Wolverine Growing Under a Pile of Debt
As a result, the company is now sitting atop a massive pile of debt. Moreover, although its shares have underperformed this year against some of its key competitors, they are still trading more than 40 times its trailing earnings. Despite these stellar results, I believe investors should stay away from this stock. Let's dig deeper.
In October 2012, Wolverine acquired Collective Brands' Performance + Lifestyle Group, or PLG, for $1.25 billion. The impact was plainly apparent in its earnings release, as Wolverine reported a 103% revenue increase from the same quarter last year, to a record level of $716.6 million, while earnings rose by 64% to $1.08 a share. Excluding the acquisition-related costs and other one-off items, Wolverine managed to increase its earnings by 61% from the same quarter last year, to $1.16 a share.
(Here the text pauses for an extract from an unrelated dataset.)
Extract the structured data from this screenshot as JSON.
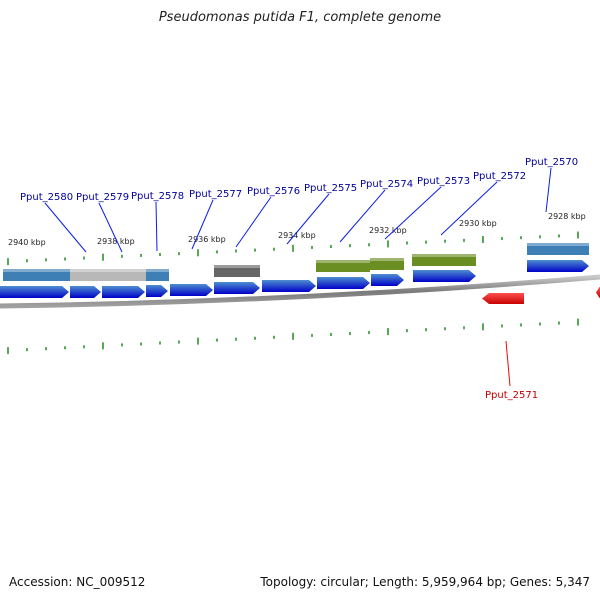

Wolverine has also reported "pro forma" results for its revenues presented under the assumption that Wolverine had acquired PLG on January 2012. These results eliminate the unusual impact of the massive acquisition on the company's quarterly revenues and, therefore, provide a fair assessment of its performance.
Unlike the 103% increase in reported revenues, they are up a more-realistic 9% on pro forma basis. This is an impressive performance because not only it is around $4 million above expectations, but this growth has come on the back of a challenging business environment in the U.S and Europe, where both retailers and consumers have cut back on their spending.